Nein. Es war kein Sprung ins kalte Wasser. Die Jahre in der Stellvertretung haben mich gut auf das neue Amt vorbereitet. Trotzdem ist es für mich noch immer ein bisschen ungewohnt, als „Präsidentin des GAW“ angesprochen zu werden.
Dann bringe ich in der nächsten Frage die Formulierung gleich nochmal! Der Sitz der Prälatin Wulz ist in Ulm, der Sitz der Präsidentin Wulz in Leipzig. Dass Sie es bei Ihrem Terminkalender schaffen, jeden Morgen durch die Leipziger Flure zu laufen, kann ich mir nicht vorstellen.
Bereits im Vorfeld hatte ich mit dem Generalsekretär abgeklärt, was ich leisten kann und was nicht. Wir sind gut im Gespräch per Telefon und Mail. So lässt sich die Distanz Leipzig – Ulm auch zwischen den Vorstandssitzungen problemlos überwinden.
Eine Brücke in die Diaspora zu sein, das gehört zum Selbstverständnis des GAW. Es bedeutet für Sie jetzt konkret sicherlich ein erhöhtes Reisepensum.
Reisen in die Diaspora muss ich langfristig planen und in die Abläufe meines Arbeitsalltags „einfädeln“. Das lässt sich – bis jetzt – ganz gut verwirklichen.
Wohin hat Sie Ihre erste Reise geführt?
Anfang Mai war ich zusammen mit Cornelia Wolf vom Oberkirchenrat und Enno Haaks, dem Generalsekretär des GAW, in Nordgriechenland, um die Projekte der Flüchtlingsarbeit der Griechisch-evangelischen Kirche zu besuchen und gemeinsam mit unseren Partnern über mögliche Unterstützung und Hilfe zu beraten.
Sie waren im zwischenzeitlich geräumten Lager bei Idomeni, aber auch in jenem von Piräus. War es so, wie wir es im Fernsehen sehen?
Ja; in Idomeni war die Lage aussichtslos. In Piräus ist es noch schlimmer. Die Menschen kommen nicht weiter. Sie haben keinerlei Perspektive. Weder nach vorne noch zurück. Und diejenigen, die den Flüchtlingen in den bewachten Lagern helfen wollen, tun sich schwer. Sie müssen erst das Vertrauen der Militärs gewinnen, um überhaupt ins Lager zu kommen.
Und mitten drin die Griechisch-evangelische Kirche…

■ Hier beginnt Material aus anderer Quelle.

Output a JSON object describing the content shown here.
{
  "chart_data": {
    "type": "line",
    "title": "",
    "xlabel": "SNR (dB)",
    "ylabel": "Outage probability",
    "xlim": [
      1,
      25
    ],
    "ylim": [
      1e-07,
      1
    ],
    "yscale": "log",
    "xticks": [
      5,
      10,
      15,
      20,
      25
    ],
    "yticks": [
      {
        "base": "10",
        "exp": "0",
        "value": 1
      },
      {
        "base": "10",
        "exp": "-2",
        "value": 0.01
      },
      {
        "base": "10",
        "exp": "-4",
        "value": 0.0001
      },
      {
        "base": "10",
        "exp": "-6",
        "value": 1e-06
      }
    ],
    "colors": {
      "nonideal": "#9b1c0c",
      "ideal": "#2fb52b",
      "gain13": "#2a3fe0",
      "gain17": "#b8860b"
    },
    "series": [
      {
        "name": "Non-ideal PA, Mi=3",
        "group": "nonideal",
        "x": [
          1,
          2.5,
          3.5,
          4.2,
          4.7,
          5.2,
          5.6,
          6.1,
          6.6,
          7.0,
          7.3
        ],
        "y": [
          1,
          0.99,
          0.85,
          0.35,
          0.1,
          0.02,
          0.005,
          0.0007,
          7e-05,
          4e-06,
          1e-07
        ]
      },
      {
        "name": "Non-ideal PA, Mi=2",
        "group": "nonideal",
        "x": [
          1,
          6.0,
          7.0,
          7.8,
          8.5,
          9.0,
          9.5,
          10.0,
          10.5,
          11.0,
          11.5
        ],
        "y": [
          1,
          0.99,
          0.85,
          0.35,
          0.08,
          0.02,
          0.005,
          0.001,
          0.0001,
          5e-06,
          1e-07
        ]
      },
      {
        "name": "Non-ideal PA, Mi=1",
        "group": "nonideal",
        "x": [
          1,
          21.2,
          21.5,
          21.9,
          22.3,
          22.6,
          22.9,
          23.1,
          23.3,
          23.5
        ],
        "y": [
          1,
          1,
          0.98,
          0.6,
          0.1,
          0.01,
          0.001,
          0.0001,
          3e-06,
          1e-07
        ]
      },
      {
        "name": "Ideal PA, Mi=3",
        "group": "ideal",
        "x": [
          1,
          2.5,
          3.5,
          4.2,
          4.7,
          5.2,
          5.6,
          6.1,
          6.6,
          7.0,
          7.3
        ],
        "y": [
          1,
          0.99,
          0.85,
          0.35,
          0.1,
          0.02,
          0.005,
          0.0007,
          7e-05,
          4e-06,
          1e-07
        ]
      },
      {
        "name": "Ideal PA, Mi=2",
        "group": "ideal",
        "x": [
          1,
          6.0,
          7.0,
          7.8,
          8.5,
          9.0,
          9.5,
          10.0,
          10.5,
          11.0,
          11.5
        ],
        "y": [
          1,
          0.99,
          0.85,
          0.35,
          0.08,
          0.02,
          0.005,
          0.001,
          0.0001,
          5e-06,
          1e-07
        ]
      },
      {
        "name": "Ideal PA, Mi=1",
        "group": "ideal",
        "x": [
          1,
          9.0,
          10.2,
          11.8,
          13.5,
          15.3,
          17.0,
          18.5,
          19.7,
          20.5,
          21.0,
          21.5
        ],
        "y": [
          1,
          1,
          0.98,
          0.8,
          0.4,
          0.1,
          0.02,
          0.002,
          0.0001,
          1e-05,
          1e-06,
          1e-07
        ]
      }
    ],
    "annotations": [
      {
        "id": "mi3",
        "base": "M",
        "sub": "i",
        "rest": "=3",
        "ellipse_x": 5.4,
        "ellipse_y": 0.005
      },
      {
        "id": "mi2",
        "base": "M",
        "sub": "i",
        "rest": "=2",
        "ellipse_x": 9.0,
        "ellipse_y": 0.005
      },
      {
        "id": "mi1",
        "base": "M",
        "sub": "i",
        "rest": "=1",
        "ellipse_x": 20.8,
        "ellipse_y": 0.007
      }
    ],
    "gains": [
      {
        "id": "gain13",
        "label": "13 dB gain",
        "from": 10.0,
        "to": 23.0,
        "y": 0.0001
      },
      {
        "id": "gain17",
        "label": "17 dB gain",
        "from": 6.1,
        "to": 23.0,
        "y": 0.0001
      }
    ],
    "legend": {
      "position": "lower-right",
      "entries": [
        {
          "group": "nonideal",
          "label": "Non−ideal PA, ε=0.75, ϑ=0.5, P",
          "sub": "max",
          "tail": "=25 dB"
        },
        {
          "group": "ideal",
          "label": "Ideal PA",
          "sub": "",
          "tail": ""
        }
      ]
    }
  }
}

Ja, mittendrin. Es sind wirklich großartige Menschen, die es als ihre Aufgabe und Verpflichtung sehen, den Geflüchteten zu helfen. Einige konnten wir ja vor kurzem auch auf dem GAW-Fest begrüßen. Sie strahlen eine tiefe Frömmigkeit und Herzlichkeit aus und sagen: Unsere Gemeinde hat sich nach der Vertreibung aus der Türkei hier in dieser Region angesiedelt. Unsere Geschichte verbindet uns mit den Geflüchteten. Ich meine, das ist alles keineswegs selbstverständlich, wenn man bedenkt, in welch schwieriger Lage Griechenland schon ohne die Flüchtlinge steckt.
Hat Ihre Reise direkte Konsequenzen?
Wir werden die Flüchtlingsarbeit dieser Kirche weiter unterstützen und planen für die nächsten zwei Jahre. In Thessaloniki ist ein Begegnungszentrum geplant und in Milotopos soll weiterer Wohnraum entstehen. Das sind nur wenige Beispiele. Die Synode der Landeskirche hat dem GAW 200.000 Euro für die Flüchtlingshilfe in Griechenland bewilligt, die wir jetzt einsetzen werden.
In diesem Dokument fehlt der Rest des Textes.